A Detailed Look Inside the Intel® NetBurst Micro-Architecture of the Intel Pentium® 4 Processor
Page 12
Prefetching
The Intel NetBurst micro-architecture supports three prefetching mechanisms:
§ the first is for instructions only
§ the second is for data only
§ the third is for code or data.
The first mechanism is hardware instruction fetcher that automatically prefetches instructions. The second is a
software-controlled mechanism that fetches data into the caches using the prefetch instructions. The third is a
hardware mechanism that automatically fetches data and instruction into the unified second-level cache.
The hardware instruction fetcher reads instructions along the path predicted by the BTB into the instruction
streaming buffers. Data is read in 32-byte chunks starting at the target address. The second and third mechanisms is
described in Data Prefetch.
Decoder
The front end of the Intel NetBurst micro-architecture has a single decoder that can decode instructions at the
maximum rate of one instruction per clock. Complex instruction must enlist the help of the microcode ROM. The
decoder operation is connected to the execution trace cache discussed in the section that follows.
Execution Trace Cache
The execution trace cache (TC) is the primary instruction cache in the Intel NetBurst micro-architecture. The TC
stores decoded IA-32 instructions, or µops. This removes decoding costs on frequently-executed code, such as
template restrictions and the extra latency to decode instructions upon a branch misprediction.
In the Pentium 4 processor implementation, the TC can hold up to 12K µops and can deliver up to three µops per
cycle. The TC does not hold all of the µops that need to be executed in the execution core. In some situations, the
execution core may need to execute a microcode flow, instead of the µop traces that are stored in the trace cache.

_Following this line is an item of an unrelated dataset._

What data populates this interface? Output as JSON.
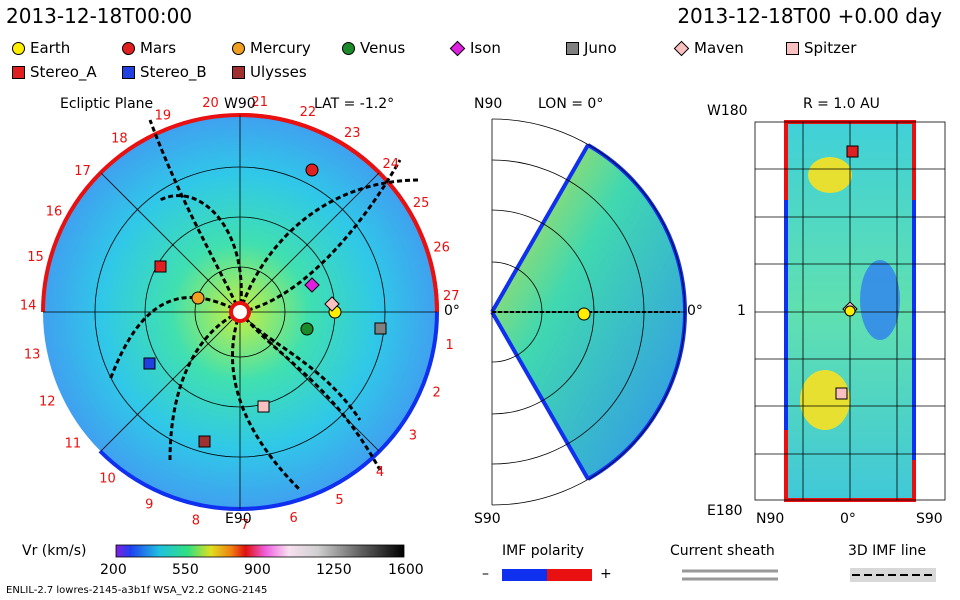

The Pentium 4 processor is optimized so that most frequently-executed IA-32 instructions come from the trace
cache, efficiently and continuously, while only a few instructions involve the microcode ROM.
Branch Prediction
Branch prediction is very important to the performance of a deeply pipelined processor. Branch prediction enables
the processor to begin executing instructions long before the branch outcome is certain. Branch delay is the penalty
that is incurred in the absence of a correct prediction. For Pentium 4 processor, the branch delay for a correctly
predicted instruction can be as few as zero clock cycles. The branch delay for a mispredicted branch can be many
cycles; typically this is equivalent to the depth of the pipeline.
The branch prediction in the Intel NetBurst micro-architecture predicts all near branches, including conditional,
unconditional calls and returns, and indirect branches. It does not predict far transfers, for example, far calls, irets,
and software interrupts.
In addition, several mechanisms are implemented to aid in predicting branches more accurately and in reducing the
cost of taken branches:
§ dynamically predict the direction and target of branches based on the instructions’ linear address using the
branch target buffer (BTB)
§ if no dynamic prediction is available or if it is invalid, statically predict the outcome based on the offset of the
target: a backward branch is predicted to be taken, a forward branch is predicted to be not taken
§ return addresses are predicted using the 16-entry return address stack
§ traces of instructions are built across predicted taken branches to avoid branch penalties.